Л.А.Фотиева рассказала: как-то на заседании Совнаркома при обсуждении вопроса, поставленного Феликсом Эдмундовичем, оказалось, что нет материалов. Дзержинский вспылил и упрекнул Фотиеву в том, что материалы из ВЧК отправлены, а секретарь Совнаркома их затеряла. Убедившись же в том, что материалы из ВЧК не доставлены, Дзержинский попросил на заседании СНК внеочередное слово и извинился перед Фотиевой.
На Украине, рассказывал Ф.Кон, в разгар петлюровщины был приговорен к расстрелу советским судом старый подпольщик коммунист Сидоренко. Ему удалось бежать. Но он не стал скрываться, а явился в Москву к Дзержинскому с просьбой о пересмотре дела. Уверенный в своей невиновности, а главное - в том, что Дзержинский не допустит несправедливости, осужденный не побоялся прийти к председателю ВЧК.
"В период работы Феликса Эдмундовича в ВЧК был арестован эсер, рассказывает Е.П.Пешкова. - Этого эсера Дзержинский хорошо знал по вятской ссылке как честного, прямого, искреннего человека, хотя и идущего по ложному пути.

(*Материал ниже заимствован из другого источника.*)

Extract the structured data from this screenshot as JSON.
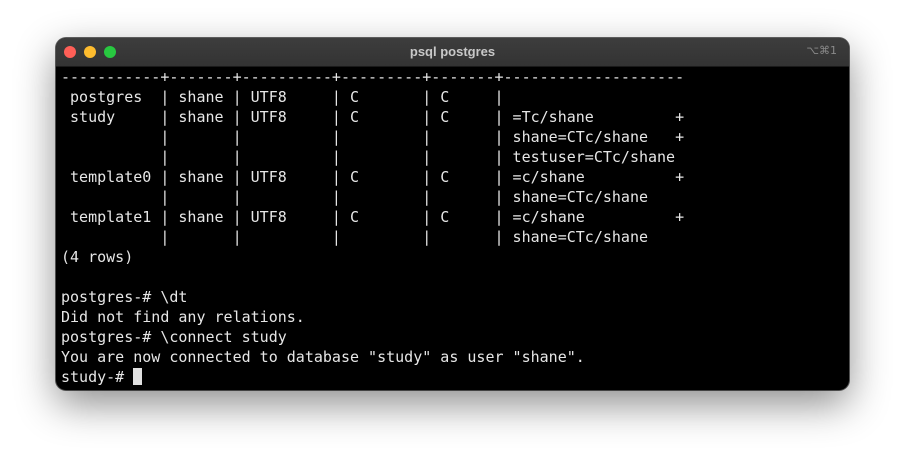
{
  "window": {
    "title": "psql postgres",
    "shortcut": "⌥⌘1"
  },
  "terminal": {
    "lines": [
      "-----------+-------+----------+---------+-------+--------------------",
      " postgres  | shane | UTF8     | C       | C     |",
      " study     | shane | UTF8     | C       | C     | =Tc/shane         +",
      "           |       |          |         |       | shane=CTc/shane   +",
      "           |       |          |         |       | testuser=CTc/shane",
      " template0 | shane | UTF8     | C       | C     | =c/shane          +",
      "           |       |          |         |       | shane=CTc/shane",
      " template1 | shane | UTF8     | C       | C     | =c/shane          +",
      "           |       |          |         |       | shane=CTc/shane",
      "(4 rows)",
      "",
      "postgres-# \\dt",
      "Did not find any relations.",
      "postgres-# \\connect study",
      "You are now connected to database \"study\" as user \"shane\".",
      "study-# "
    ]
  }
}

Узнав о его аресте, Феликс Эдмундович через Беленького пригласил эсера к себе в кабинет. Но тот сказал:
"Если на допрос, то пойду, а если для разговора, то не пойду".
Когда эти слова были переданы Дзержинскому, он рассмеялся и велел допросить эсера, добавив, что, судя по ответу, он остался таким же, каким был, и поэтому, если он заявит, что не виновен в том, в чем его обвиняют, то надо ему верить. В результате допроса он был освобожден".
В это самое время грозный председатель ВЧК писал своей сестре:
"...Я остался таким же, каким и был, хотя для многих нет имени страшнее моего. И сегодня, помимо идей, помимо стремления к справедливости, ничто не определяет моих действий".
Уже после эсеровского восстания, когда Дзержинского не убили только благодаря его невероятной личной отваге, был арестован один из членов ЦК правых эсеров. Жена арестованного через Е.П.Пешкову пожаловалась Дзержинскому на то, что в связи с арестом мужа ее лишили работы, а детей не принимают в школу. После разговора с Дзержинским, который сразу все уладил, жена арестованного, встретив Екатерину Павловну Пешкову, разрыдалась и впоследствии называла Феликса Эдмундовича "нашим замечательным другом".
Кто, когда, где первым сказал про Дзержинского - карающий меч революции?
Старый друг и соратник Дзержинского написал после смерти Феликса Эдмундовича:
"И не удивительно, что именно этот бесстрашный и благороднейший рыцарь пролетарской революции, в котором никогда не было ни тени позы, у которого каждое слово, каждое движение, каждый жест выражал лишь правдивость и чистоту души, призван был стать во главе ВЧК, стать спасающим мечом революции и грозой буржуазии".
Спасающий меч - это одно, а карающий - совсем другое.
Имеем ли мы право так ужасно обеднять эту удивительную личность?
14 марта 1917 года Дзержинский встретил в Москве, в Бутырках. В этот день революционные рабочие разбили ворота тюрьмы и, освободив в числе других политкаторжан Феликса Эдмундовича Дзержинского, вынесли его на руках на улицы будущей столицы РСФСР.
Состояние здоровья Дзержинского было ужасающим. 1 июня 1917 года он принужден был уехать на месяц в Оренбургскую губернию, надеясь, что лечение кумысом принесет хоть какую-либо пользу. Софье Сигизмундовне, которая была в это время в Цюрихе, он написал (чтобы не слишком испугать ее при встрече), что увидит она его не самого, а лишь только его тень. Софья Сигизмундовна переживала трудные дни. Связи ни с Петроградом, ни с Москвой почти не было. О том, чтобы выехать в Россию к мужу, не могло быть и речи: сын Яцек болел.
В июле 1918 года швейцарские газеты сообщили об убийстве левыми эсерами германского посла Мирбаха и о том, что эсеры арестовали Дзержинского, который после убийства Мирбаха отправился в логово врага, чтобы самому арестовать убийц.
Какова же была радость Софьи Сигизмундовны, когда в Цюрихе поздним вечером она услышала под открытым окном такты из "Фауста" Гуно. Это был старый условный сигнал, которым Дзержинский давал знать о себе.